The project is organized as follows:

```text
pypatternminer/
├── .github/                 # GitHub Actions workflows
├── datasets/                # testing datasets
├── pypatternminer/          # source code
│   ├── __init__.py
│   ├── apriori.py
│   ├── aprioriclose.py
│   ├── aprioriinverse.py
│   ├── ...
│   └── lcim.py
├── README.md
└── pyproject.toml
```

## Repository Structure

The repository is designed to support both algorithm development and reproducible experimentation:

- `pypatternminer/` contains the Python implementations of the algorithms;
- `datasets/` contains testing datasets used for validation and experiments;
- `.github/workflows/` contains the release and publishing workflows.

## Usage Notes

- Algorithms are currently accessed through their corresponding modules, for example:
  - `from pypatternminer.apriori import AlgoApriori`
  - `from pypatternminer.lcim import AlgoLCIM`
- Input files, parameters, and output formats may differ across algorithms depending on their original design and reference implementation.

## Contributing

Contributions are welcome.

You can contribute by:

- implementing additional pattern-mining algorithms;
- improving documentation and examples;
- reporting bugs or testing issues;
- adding benchmark datasets and validation cases;
- improving code quality and reproducibility.

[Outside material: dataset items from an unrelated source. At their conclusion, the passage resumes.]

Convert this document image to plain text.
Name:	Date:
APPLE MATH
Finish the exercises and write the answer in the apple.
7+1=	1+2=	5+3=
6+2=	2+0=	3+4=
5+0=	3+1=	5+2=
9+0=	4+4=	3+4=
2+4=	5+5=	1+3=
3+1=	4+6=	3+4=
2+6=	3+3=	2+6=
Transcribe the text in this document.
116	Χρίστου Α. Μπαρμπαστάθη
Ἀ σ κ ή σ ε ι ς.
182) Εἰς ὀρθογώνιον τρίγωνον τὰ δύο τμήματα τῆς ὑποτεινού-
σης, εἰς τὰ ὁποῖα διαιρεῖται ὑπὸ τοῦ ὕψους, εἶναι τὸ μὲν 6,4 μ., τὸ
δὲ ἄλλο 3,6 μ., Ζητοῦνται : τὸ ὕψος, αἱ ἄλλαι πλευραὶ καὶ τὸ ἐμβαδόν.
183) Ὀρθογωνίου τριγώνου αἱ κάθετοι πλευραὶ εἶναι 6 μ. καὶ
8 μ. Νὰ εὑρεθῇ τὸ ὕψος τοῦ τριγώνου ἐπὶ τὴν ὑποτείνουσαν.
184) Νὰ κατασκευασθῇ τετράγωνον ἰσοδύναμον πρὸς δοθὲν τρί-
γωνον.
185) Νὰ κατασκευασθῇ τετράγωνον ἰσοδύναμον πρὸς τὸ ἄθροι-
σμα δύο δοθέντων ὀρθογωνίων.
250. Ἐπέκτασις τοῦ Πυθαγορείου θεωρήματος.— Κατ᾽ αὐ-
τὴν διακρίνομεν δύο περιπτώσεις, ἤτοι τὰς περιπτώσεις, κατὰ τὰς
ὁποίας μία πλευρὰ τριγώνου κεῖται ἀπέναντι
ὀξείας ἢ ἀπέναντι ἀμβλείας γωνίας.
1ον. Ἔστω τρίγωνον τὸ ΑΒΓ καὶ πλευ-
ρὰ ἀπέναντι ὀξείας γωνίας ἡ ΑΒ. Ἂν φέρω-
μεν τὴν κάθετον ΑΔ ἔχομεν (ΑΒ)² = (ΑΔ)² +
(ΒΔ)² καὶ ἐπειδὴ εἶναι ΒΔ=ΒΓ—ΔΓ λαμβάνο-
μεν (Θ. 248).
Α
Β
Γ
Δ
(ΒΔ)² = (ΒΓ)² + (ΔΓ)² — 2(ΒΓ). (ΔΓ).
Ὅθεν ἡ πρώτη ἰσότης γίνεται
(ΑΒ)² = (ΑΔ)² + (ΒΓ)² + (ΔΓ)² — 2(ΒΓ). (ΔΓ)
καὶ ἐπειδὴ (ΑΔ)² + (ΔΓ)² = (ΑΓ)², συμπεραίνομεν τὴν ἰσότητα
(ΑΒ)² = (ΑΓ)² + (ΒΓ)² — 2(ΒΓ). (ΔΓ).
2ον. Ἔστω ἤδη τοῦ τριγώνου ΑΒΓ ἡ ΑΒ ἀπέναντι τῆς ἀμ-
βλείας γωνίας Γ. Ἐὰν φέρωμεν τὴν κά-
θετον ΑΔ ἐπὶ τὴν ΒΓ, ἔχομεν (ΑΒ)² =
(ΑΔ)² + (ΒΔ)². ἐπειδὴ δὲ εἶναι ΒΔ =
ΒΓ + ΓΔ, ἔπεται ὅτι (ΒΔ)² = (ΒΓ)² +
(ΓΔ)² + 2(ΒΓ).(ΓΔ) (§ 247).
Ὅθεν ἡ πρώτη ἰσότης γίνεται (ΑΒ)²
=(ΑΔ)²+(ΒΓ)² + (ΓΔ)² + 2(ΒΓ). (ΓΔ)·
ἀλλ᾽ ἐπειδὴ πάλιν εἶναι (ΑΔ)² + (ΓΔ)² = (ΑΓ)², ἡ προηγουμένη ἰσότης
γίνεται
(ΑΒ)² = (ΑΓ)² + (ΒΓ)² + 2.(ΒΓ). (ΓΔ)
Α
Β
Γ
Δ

If you would like to contribute, please open an issue or submit a pull request.

## Citation

If you use **pypatternminer** in your research, please cite the repository or the related paper if available.

A formal citation entry can be added here in future releases.

## Vision

**pypatternminer** is intended to serve as both a practical software library and a research infrastructure for the pattern-mining community. By combining algorithmic breadth, reproducibility, and public accessibility, the project aims to support researchers, educators, and practitioners working on pattern mining and related areas.